There’s only one problem. Girls don’t run the world.  The week that I first heard this song was also the same week that I read about this summer’s Slut Walks, allegations that Libyan leader Muammar Gaddafi may have used mass rapes as a war tactic, and that two former New York City police officers were acquitted of raping a woman, even though one of them had been caught on tape telling the alleged victim that he used a condom. I’m not saying that Beyoncé needs to perform songs about human rights. It’s just difficult to read the news and then turn around and listen to a song in which someone hollers “Who run the world? Girls!” over and over.
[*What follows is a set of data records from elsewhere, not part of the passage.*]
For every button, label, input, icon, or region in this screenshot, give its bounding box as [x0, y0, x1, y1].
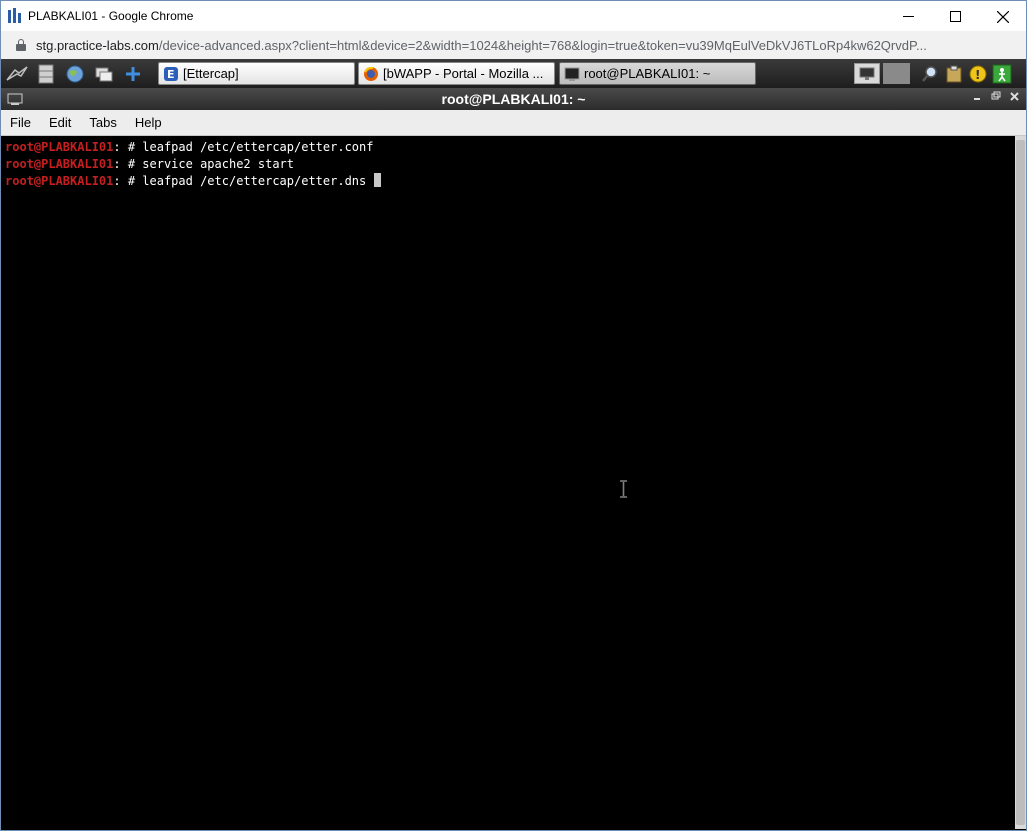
updates-tray-button[interactable]: ! [966, 63, 990, 84]
add-launcher-button[interactable] [119, 61, 146, 86]
monitor-icon [859, 67, 875, 80]
task-terminal[interactable]: root@PLABKALI01: ~ [559, 62, 756, 85]
address-bar[interactable]: stg.practice-labs.com/device-advanced.as… [0, 31, 1027, 59]
terminal-minimize-button[interactable] [973, 91, 981, 104]
windows-launcher[interactable] [90, 61, 117, 86]
chrome-title-bar: PLABKALI01 - Google Chrome [0, 0, 1027, 31]
logout-tray-button[interactable] [990, 63, 1014, 84]
plus-icon [125, 66, 140, 81]
terminal-icon [564, 67, 580, 81]
close-icon [1010, 92, 1019, 101]
terminal-output[interactable]: root@PLABKALI01: # leafpad /etc/ettercap… [1, 136, 1015, 829]
maximize-button[interactable] [932, 1, 979, 32]
cabinet-icon [38, 64, 53, 83]
maximize-icon [950, 11, 961, 22]
minimize-button[interactable] [885, 1, 932, 32]
kali-menu-button[interactable] [3, 61, 30, 86]
search-tray-button[interactable] [918, 63, 942, 84]
warning-icon: ! [969, 65, 987, 82]
workspace-1-button[interactable] [854, 63, 880, 84]
url-text[interactable]: stg.practice-labs.com/device-advanced.as… [36, 38, 1026, 53]
menu-tabs[interactable]: Tabs [80, 115, 125, 130]
kali-taskbar: E [Ettercap] [bWAPP - Portal - Mozilla .… [1, 59, 1026, 88]
chrome-window-title: PLABKALI01 - Google Chrome [28, 9, 194, 23]
magnifier-icon [922, 65, 937, 82]
terminal-scrollbar[interactable] [1015, 136, 1026, 829]
ettercap-icon: E [164, 66, 178, 81]
restore-icon [991, 91, 1001, 100]
menu-help[interactable]: Help [126, 115, 171, 130]
window-menu-icon[interactable] [7, 92, 23, 106]
browser-launcher[interactable] [61, 61, 88, 86]
minimize-icon [974, 98, 980, 100]
clipboard-tray-button[interactable] [942, 63, 966, 84]
terminal-menu-bar: File Edit Tabs Help [1, 110, 1026, 136]
menu-file[interactable]: File [1, 115, 40, 130]
menu-edit[interactable]: Edit [40, 115, 80, 130]
task-ettercap[interactable]: E [Ettercap] [158, 62, 355, 85]
exit-icon [992, 64, 1012, 83]
remote-desktop[interactable]: E [Ettercap] [bWAPP - Portal - Mozilla .… [0, 59, 1027, 831]
terminal-line: root@PLABKALI01: # service apache2 start [5, 157, 294, 171]
svg-text:E: E [167, 68, 175, 81]
ibeam-cursor-icon [620, 480, 627, 498]
workspace-2-button[interactable] [883, 63, 910, 84]
text-cursor [374, 173, 382, 187]
terminal-close-button[interactable] [1010, 91, 1020, 104]
svg-text:!: ! [975, 68, 980, 82]
close-icon [996, 10, 1009, 23]
terminal-line: root@PLABKALI01: # leafpad /etc/ettercap… [5, 140, 374, 154]
globe-icon [66, 65, 83, 82]
terminal-line: root@PLABKALI01: # leafpad /etc/ettercap… [5, 173, 1015, 190]
windows-stack-icon [95, 67, 112, 81]
system-tray: ! [854, 62, 1014, 85]
lock-icon[interactable] [16, 39, 26, 51]
scrollbar-thumb[interactable] [1016, 140, 1025, 825]
file-manager-launcher[interactable] [32, 61, 59, 86]
firefox-icon [364, 66, 378, 81]
terminal-window-title: root@PLABKALI01: ~ [441, 91, 586, 107]
close-button[interactable] [979, 1, 1026, 32]
terminal-title-bar[interactable]: root@PLABKALI01: ~ [1, 88, 1026, 110]
task-bwapp-firefox[interactable]: [bWAPP - Portal - Mozilla ... [358, 62, 555, 85]
terminal-maximize-button[interactable] [991, 91, 1001, 104]
minimize-icon [903, 16, 914, 17]
kali-dragon-icon [5, 65, 28, 81]
clipboard-icon [946, 65, 962, 82]
practice-labs-icon [8, 8, 22, 24]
It’s hard to know what Beyoncé really thinks about this; she’s a famously inaccessible pop star. In interviews, she gives bland, seemingly prepared answers and often refuses to talk about her personal life. “I know you don’t want lots of personal questions, like ‘How’s it going?’” Barbara Walters joked when Beyoncé appeared on The View last November and bristled at a question about her husband, Jay-Z. The most revealing anecdote she offered during the entire interview was that she loves her body but still wears Spanx.

The new album 4 is similarly veiled.  Oh, there are love songs, un-love songs, and songs about heartache. The opening track “1 + 1” is probably the finest ballad Beyoncé has delivered in years (If you haven’t already seen the backstage rehearsal video Jay-Z posted, you should watch it) and the “End of Time” is just screaming to be covered by an earnest high school a capella group and posted to YouTube. But that’s all the album offers: well-executed songs performed by a talented woman who refuses to scratch anything more than the surface.

Beyoncé is good at four things:  singing, dancing in high heels, avoiding questions about Jay-Z and crafting superb pop songs with either hypocritical or meaningless messages. “Run the World (Girls)” is probably supposed to be a feel-good song and not a political statement.  But you can’t just declare “Nobody’s Poor!” and pretend that it’s true.